If you get as far as connecting the client and their system to a psychiatrist, I recommend checking with the client’s parts what they do and do not want you to share with their psychiatrist. Though my experience is limited, in all the cases I’ve had involving bipolar or psychosis, all of the client’s parts were open to me discussing with the psychiatrist anything that I felt necessary to ensure effective treatment. Worthy of note, in these cases, I had been working with these clients for over a year.
The support of family and friends is known to be a significant mediating factor in cases of bipolar and psychotic disorders. I found using the same protocols mentioned above work well in solidifying a good support system.
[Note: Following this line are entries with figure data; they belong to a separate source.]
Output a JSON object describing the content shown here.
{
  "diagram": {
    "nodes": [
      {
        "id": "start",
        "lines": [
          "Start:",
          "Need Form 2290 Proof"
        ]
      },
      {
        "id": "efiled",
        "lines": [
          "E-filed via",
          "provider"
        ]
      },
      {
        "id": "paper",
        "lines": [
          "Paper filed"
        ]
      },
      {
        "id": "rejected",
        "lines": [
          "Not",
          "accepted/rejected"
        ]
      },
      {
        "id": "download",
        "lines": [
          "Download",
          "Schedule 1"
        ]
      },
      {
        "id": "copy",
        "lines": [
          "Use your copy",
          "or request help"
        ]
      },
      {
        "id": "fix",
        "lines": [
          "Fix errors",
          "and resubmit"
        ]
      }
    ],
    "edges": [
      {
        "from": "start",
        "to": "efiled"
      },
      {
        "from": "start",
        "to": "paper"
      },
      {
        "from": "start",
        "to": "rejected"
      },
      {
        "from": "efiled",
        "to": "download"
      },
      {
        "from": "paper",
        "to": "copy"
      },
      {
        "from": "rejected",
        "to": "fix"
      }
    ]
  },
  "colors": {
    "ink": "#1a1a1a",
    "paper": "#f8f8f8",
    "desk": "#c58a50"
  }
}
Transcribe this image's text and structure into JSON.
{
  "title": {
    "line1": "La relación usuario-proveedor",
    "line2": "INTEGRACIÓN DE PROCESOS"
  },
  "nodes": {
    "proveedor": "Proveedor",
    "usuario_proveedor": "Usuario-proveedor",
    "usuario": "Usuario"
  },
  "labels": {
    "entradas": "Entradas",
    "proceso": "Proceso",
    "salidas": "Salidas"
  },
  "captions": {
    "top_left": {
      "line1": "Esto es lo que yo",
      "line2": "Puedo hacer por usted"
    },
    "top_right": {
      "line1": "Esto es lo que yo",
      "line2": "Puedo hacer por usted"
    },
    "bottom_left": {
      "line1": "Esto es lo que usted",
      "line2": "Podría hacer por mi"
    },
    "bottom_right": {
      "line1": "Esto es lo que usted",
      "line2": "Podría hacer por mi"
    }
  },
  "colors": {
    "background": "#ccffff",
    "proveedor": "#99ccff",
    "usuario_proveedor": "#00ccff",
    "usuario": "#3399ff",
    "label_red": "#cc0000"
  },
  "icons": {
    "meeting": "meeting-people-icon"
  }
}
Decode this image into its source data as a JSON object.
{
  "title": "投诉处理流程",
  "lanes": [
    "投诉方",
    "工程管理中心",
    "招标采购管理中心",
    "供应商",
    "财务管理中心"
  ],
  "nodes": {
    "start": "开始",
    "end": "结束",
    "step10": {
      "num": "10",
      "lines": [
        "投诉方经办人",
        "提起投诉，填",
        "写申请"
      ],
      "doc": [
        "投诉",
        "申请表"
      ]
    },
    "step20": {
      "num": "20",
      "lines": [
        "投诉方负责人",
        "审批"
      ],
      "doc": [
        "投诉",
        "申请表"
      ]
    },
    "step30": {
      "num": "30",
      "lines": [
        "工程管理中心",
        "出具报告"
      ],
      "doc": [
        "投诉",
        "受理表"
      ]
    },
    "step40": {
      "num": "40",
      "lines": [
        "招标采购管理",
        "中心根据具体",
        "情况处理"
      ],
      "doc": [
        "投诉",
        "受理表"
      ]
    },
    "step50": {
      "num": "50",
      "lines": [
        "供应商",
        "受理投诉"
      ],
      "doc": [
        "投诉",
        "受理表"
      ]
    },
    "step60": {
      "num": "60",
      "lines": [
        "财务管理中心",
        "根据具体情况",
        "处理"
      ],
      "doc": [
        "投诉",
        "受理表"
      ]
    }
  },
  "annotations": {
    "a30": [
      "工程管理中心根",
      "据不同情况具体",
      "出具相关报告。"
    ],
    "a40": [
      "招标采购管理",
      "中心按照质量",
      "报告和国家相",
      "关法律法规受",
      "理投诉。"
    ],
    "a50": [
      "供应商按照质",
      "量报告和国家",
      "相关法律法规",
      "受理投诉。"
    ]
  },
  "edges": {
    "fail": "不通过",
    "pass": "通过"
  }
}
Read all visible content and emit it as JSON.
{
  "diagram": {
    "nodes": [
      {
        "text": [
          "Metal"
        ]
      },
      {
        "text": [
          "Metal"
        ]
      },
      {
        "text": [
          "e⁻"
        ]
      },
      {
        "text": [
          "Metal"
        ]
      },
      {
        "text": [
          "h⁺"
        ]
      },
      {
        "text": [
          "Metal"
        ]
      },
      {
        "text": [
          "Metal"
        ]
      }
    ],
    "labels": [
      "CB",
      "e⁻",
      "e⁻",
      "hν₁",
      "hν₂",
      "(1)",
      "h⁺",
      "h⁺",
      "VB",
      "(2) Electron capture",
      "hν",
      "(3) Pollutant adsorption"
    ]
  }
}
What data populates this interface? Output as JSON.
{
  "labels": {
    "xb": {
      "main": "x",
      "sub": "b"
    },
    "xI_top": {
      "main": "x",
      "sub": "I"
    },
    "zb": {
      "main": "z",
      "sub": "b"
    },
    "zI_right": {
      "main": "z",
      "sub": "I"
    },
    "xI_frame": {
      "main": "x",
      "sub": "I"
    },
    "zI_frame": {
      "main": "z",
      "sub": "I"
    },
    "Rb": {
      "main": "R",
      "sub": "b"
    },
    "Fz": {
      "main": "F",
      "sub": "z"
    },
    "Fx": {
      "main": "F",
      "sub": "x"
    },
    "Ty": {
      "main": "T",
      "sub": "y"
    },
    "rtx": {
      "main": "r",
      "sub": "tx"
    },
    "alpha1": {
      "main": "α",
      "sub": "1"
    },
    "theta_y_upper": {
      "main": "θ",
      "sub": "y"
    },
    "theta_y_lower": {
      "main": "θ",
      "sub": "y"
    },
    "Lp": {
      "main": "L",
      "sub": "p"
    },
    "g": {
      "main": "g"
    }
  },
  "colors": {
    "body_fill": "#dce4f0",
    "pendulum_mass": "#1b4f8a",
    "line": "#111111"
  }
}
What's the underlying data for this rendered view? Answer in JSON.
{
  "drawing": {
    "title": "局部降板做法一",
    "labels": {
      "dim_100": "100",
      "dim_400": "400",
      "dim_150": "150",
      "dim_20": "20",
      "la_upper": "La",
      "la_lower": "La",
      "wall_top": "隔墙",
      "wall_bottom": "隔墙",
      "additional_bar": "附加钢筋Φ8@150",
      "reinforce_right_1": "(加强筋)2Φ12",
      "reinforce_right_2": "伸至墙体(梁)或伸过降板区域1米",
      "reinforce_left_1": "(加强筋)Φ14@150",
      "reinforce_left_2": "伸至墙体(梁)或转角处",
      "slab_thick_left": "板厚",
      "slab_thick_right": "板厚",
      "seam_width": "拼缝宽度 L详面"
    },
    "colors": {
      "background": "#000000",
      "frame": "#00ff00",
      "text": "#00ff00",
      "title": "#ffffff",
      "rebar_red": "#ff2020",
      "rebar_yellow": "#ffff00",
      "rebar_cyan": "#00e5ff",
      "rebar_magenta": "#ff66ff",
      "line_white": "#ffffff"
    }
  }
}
I’ve found client parts are more cautious in what they consent to me sharing with a client’s family and friends than with their psychiatrists.
Once the client has stabilized, the attention and flow of sessions gradually moves back the typical flow of the IFS model, focusing on protective parts, exiles, unburdening, and facilitating a secure and attuned connection between the client’s Self and their parts.
I imagine there will be perspectives, possibilities, evidence, and expertise that I have overlooked or to which I’ve yet to be exposed on this topic. A part of me even points out to me that there may be persons reading this piece with first hand experiences living with bipolar disorder or a schizophrenia spectrum disorder who are at present working with their own parts affected by these organic conditions. I welcome perspectives on this topic from all readers and their parts (though a part of me asks for responses to be as kind, respectful, and Self energetic as possible). Thank you for your time and attention.